Are we ready for this? Weaning off diesel won't be easy: Land Rover's are impressive. Yet so, by and large, is the P400e. The wonky feel to the cover over the front grille recharging port is the sole slapdash; all else about the implementation suggests there's no need to think this is an experimental technology.
The more kilometres I covered, the more I grew to enjoy the powertrain; it's smooth and reactive and there are few occasions when you might question if a 2.0-litre turbo-petrol engine with a lithium-ion battery pack is too small.
That it lacks the massive torque and deep soundtrack of the most obvious diesel alternate, the SDV8, doesn't make it weaker: In the 0-100kmh sprint and for overall pace, the PHEV has the edge and, as much as this setup is optimised for town driving, the electric influence on general road driving is such that, even on twisting country roads, it has no issue holding pace.
For all that, there are limitations and acceptances that you have to think will affect how accepted it is here.
Regardless that it has slightly more comfort features, and despite the obvious unavoidable costs associated with batteries, it'd have an easier road being cheaper than the SDV8, not $2000 more. It's not as easy to drive for thrift as a diesel and the 13kWh battery saps towing, keeps it from being a seven-seater and eats into boot space.

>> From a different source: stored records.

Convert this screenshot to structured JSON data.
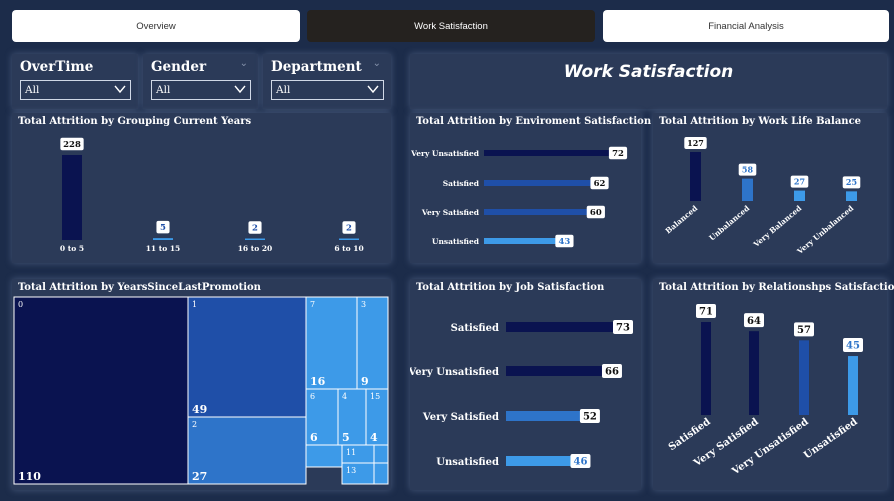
{
  "nav": {
    "overview": "Overview",
    "work_satisfaction": "Work Satisfaction",
    "financial_analysis": "Financial Analysis"
  },
  "slicers": {
    "overtime": {
      "title": "OverTime",
      "value": "All"
    },
    "gender": {
      "title": "Gender",
      "value": "All"
    },
    "department": {
      "title": "Department",
      "value": "All"
    }
  },
  "page_title": "Work Satisfaction",
  "colors": {
    "navy": "#0a1350",
    "mid_blue": "#1f4fa8",
    "blue": "#2e74c9",
    "light_blue": "#3d9ae8"
  },
  "chart_data": [
    {
      "id": "current_years",
      "type": "bar",
      "title": "Total Attrition by Grouping Current Years",
      "categories": [
        "0 to 5",
        "11 to 15",
        "16 to 20",
        "6 to 10"
      ],
      "values": [
        228,
        5,
        2,
        2
      ]
    },
    {
      "id": "environment",
      "type": "bar",
      "orientation": "horizontal",
      "title": "Total Attrition by Enviroment Satisfaction",
      "categories": [
        "Very Unsatisfied",
        "Satisfied",
        "Very Satisfied",
        "Unsatisfied"
      ],
      "values": [
        72,
        62,
        60,
        43
      ]
    },
    {
      "id": "work_life",
      "type": "bar",
      "title": "Total Attrition by Work Life Balance",
      "categories": [
        "Balanced",
        "Unbalanced",
        "Very Balanced",
        "Very Unbalanced"
      ],
      "values": [
        127,
        58,
        27,
        25
      ]
    },
    {
      "id": "promotion",
      "type": "treemap",
      "title": "Total Attrition by YearsSinceLastPromotion",
      "labels": [
        "0",
        "1",
        "2",
        "7",
        "3",
        "6",
        "4",
        "15",
        "11",
        "13"
      ],
      "values": [
        110,
        49,
        27,
        16,
        9,
        6,
        5,
        4,
        null,
        null
      ]
    },
    {
      "id": "job",
      "type": "bar",
      "orientation": "horizontal",
      "title": "Total Attrition by Job Satisfaction",
      "categories": [
        "Satisfied",
        "Very Unsatisfied",
        "Very Satisfied",
        "Unsatisfied"
      ],
      "values": [
        73,
        66,
        52,
        46
      ]
    },
    {
      "id": "relationship",
      "type": "bar",
      "title": "Total Attrition by Relationshps Satisfaction",
      "categories": [
        "Satisfied",
        "Very Satisfied",
        "Very Unsatisfied",
        "Unsatisfied"
      ],
      "values": [
        71,
        64,
        57,
        45
      ]
    }
  ]
}
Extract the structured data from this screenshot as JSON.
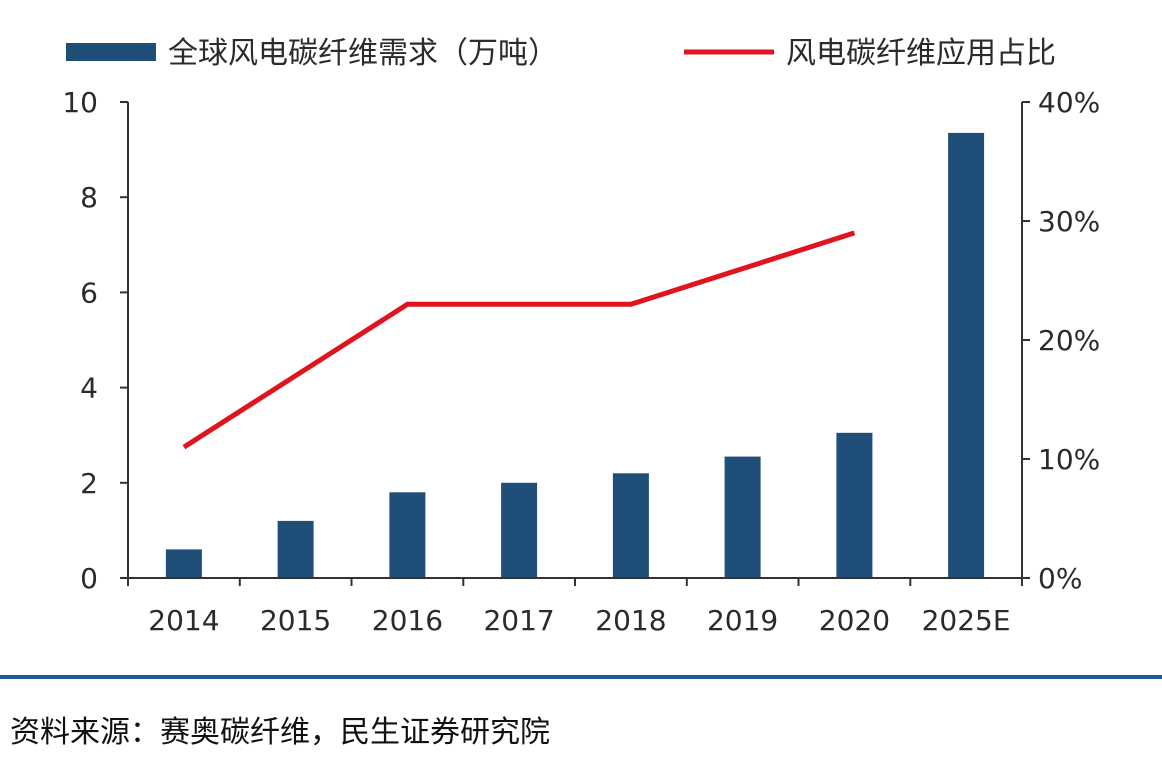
{
  "chart_data": {
    "type": "bar",
    "categories": [
      "2014",
      "2015",
      "2016",
      "2017",
      "2018",
      "2019",
      "2020",
      "2025E"
    ],
    "series": [
      {
        "name": "全球风电碳纤维需求（万吨）",
        "type": "bar",
        "axis": "left",
        "color": "#1f4e79",
        "values": [
          0.6,
          1.2,
          1.8,
          2.0,
          2.2,
          2.55,
          3.05,
          9.35
        ]
      },
      {
        "name": "风电碳纤维应用占比",
        "type": "line",
        "axis": "right",
        "color": "#e0141e",
        "values": [
          0.11,
          0.17,
          0.23,
          0.23,
          0.23,
          0.26,
          0.29,
          null
        ]
      }
    ],
    "y_left": {
      "range": [
        0,
        10
      ],
      "ticks": [
        "0",
        "2",
        "4",
        "6",
        "8",
        "10"
      ]
    },
    "y_right": {
      "range": [
        0,
        0.4
      ],
      "ticks": [
        "0%",
        "10%",
        "20%",
        "30%",
        "40%"
      ]
    },
    "grid": false,
    "legend_position": "top"
  },
  "source_note": "资料来源：赛奥碳纤维，民生证券研究院",
  "colors": {
    "divider": "#1f5a96",
    "axis": "#333333"
  }
}
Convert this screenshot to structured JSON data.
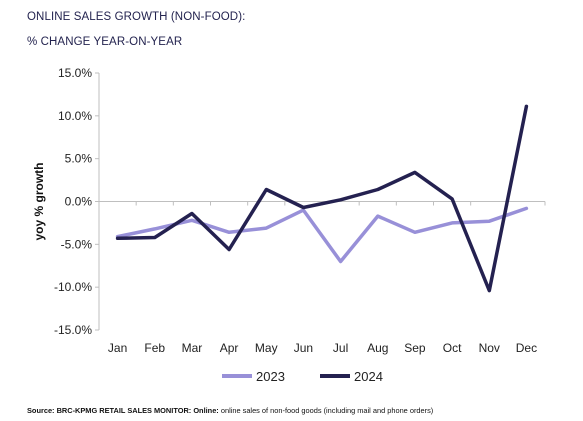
{
  "header": {
    "title_line1": "ONLINE SALES GROWTH (NON-FOOD):",
    "title_line2": "% CHANGE YEAR-ON-YEAR"
  },
  "source": {
    "label": "Source: BRC-KPMG RETAIL SALES MONITOR:",
    "online_label": "Online:",
    "text": "online sales of non-food goods (including mail and phone orders)"
  },
  "chart_data": {
    "type": "line",
    "title": "ONLINE SALES GROWTH (NON-FOOD): % CHANGE YEAR-ON-YEAR",
    "ylabel": "yoy % growth",
    "xlabel": "",
    "categories": [
      "Jan",
      "Feb",
      "Mar",
      "Apr",
      "May",
      "Jun",
      "Jul",
      "Aug",
      "Sep",
      "Oct",
      "Nov",
      "Dec"
    ],
    "ylim": [
      -15,
      15
    ],
    "yticks": [
      15,
      10,
      5,
      0,
      -5,
      -10,
      -15
    ],
    "ytick_labels": [
      "15.0%",
      "10.0%",
      "5.0%",
      "0.0%",
      "-5.0%",
      "-10.0%",
      "-15.0%"
    ],
    "grid": false,
    "legend": "bottom",
    "series": [
      {
        "name": "2023",
        "color": "#9890d8",
        "values": [
          -4.1,
          -3.2,
          -2.2,
          -3.6,
          -3.1,
          -1.0,
          -7.0,
          -1.7,
          -3.6,
          -2.5,
          -2.3,
          -0.8
        ]
      },
      {
        "name": "2024",
        "color": "#242150",
        "values": [
          -4.3,
          -4.2,
          -1.4,
          -5.6,
          1.4,
          -0.7,
          0.2,
          1.4,
          3.4,
          0.3,
          -10.4,
          11.1
        ]
      }
    ]
  }
}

Land Rover cites equal strength to the orthodox variants when tackling the great outdoors, though operating in hard-core environments in pure EV mode is not advised and perhaps those driving to skifields need consider how lithium ion batteries are weakened by extreme cold.

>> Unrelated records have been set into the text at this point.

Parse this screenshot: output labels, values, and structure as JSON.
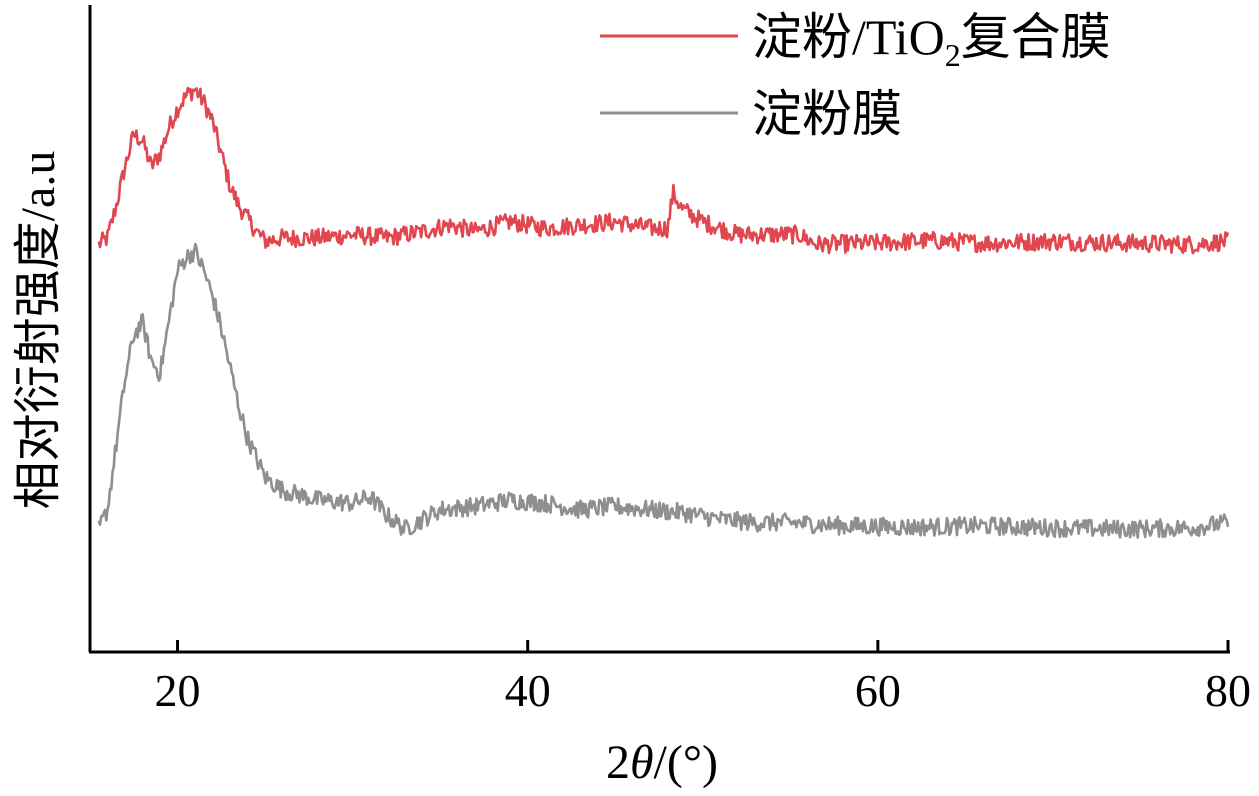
{
  "chart_data": {
    "type": "line",
    "title": "",
    "xlabel_parts": {
      "lead": "2",
      "var": "θ",
      "unit": "/(°)"
    },
    "ylabel": "相对衍射强度/a.u",
    "xlim": [
      15,
      80
    ],
    "ylim": [
      0,
      1
    ],
    "x_ticks": [
      20,
      40,
      60,
      80
    ],
    "x_tick_labels": [
      "20",
      "40",
      "60",
      "80"
    ],
    "y_ticks_shown": false,
    "grid": false,
    "legend_placement": "top-right",
    "series": [
      {
        "name_parts": {
          "base": "淀粉/TiO",
          "sub": "2",
          "rest": "复合膜"
        },
        "color": "#e0474f",
        "x": [
          15.5,
          16.0,
          16.5,
          17.0,
          17.5,
          18.0,
          18.5,
          19.0,
          19.5,
          20.0,
          20.5,
          21.0,
          21.5,
          22.0,
          22.5,
          23.0,
          23.5,
          24.0,
          24.5,
          25.0,
          26,
          28,
          30,
          32,
          34,
          35.5,
          37,
          39,
          41,
          43,
          45,
          47,
          48.0,
          48.3,
          48.8,
          50,
          52,
          54,
          55.5,
          56.5,
          60,
          63,
          66,
          70,
          74,
          78,
          80
        ],
        "y": [
          0.63,
          0.64,
          0.69,
          0.75,
          0.8,
          0.79,
          0.75,
          0.77,
          0.81,
          0.84,
          0.86,
          0.87,
          0.85,
          0.82,
          0.77,
          0.72,
          0.69,
          0.67,
          0.65,
          0.635,
          0.64,
          0.64,
          0.645,
          0.64,
          0.65,
          0.66,
          0.65,
          0.665,
          0.655,
          0.66,
          0.665,
          0.655,
          0.655,
          0.71,
          0.685,
          0.665,
          0.645,
          0.645,
          0.645,
          0.63,
          0.632,
          0.636,
          0.632,
          0.635,
          0.632,
          0.63,
          0.635
        ]
      },
      {
        "name": "淀粉膜",
        "color": "#8f8f8f",
        "x": [
          15.5,
          16.0,
          16.5,
          17.0,
          17.5,
          18.0,
          18.5,
          19.0,
          19.5,
          20.0,
          20.5,
          21.0,
          21.5,
          22.0,
          22.5,
          23.0,
          23.5,
          24.0,
          24.5,
          25.0,
          26,
          28,
          30,
          31,
          32,
          33,
          35,
          37,
          39,
          41,
          43,
          45,
          47,
          49,
          51,
          53,
          55,
          58,
          62,
          66,
          70,
          74,
          78,
          80
        ],
        "y": [
          0.19,
          0.22,
          0.32,
          0.42,
          0.49,
          0.51,
          0.45,
          0.43,
          0.51,
          0.59,
          0.61,
          0.62,
          0.59,
          0.55,
          0.5,
          0.44,
          0.38,
          0.33,
          0.3,
          0.27,
          0.25,
          0.235,
          0.23,
          0.24,
          0.21,
          0.19,
          0.22,
          0.225,
          0.235,
          0.23,
          0.22,
          0.225,
          0.22,
          0.215,
          0.205,
          0.2,
          0.2,
          0.195,
          0.193,
          0.195,
          0.192,
          0.19,
          0.192,
          0.2
        ]
      }
    ]
  }
}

Nonetheless, taking all in this account, and also that overnight replenishment off the mains is tedious, that the makers' claim of 51kms absolute EV range appears tenuous (we'd say it's more like 35-40km) and that even an ability to zip silently around town might not be enough to appease anti-SUV zealots who might remain annoyed by something so large being in their streets, it should still stand as a major achievement.
There's no range anxiety, the default parallel hybrid - where the computer juggles the two power sources to favour the clean stuff when it can – mode is solid logic and the 'save' function which keeps electric power in reserve so you can drive inter-city on petrol then switch to pure electric to make a wholly wowing Green imprint in town is brilliant.
As for fuel burn? 11.6 litres per 100km overall.
If you want a truly upper-crust trad Range Rover experience, the Vogue is the best choice by far. As it should be, admittedly, given the money they ask.
Driving a Vogue over long distance in poor conditions is an astounding experience; it simply shrugs everything off and leaves you in a cocoon of satisfaction. The PHEV does this well yet the SDV8 is even better. For now, at least.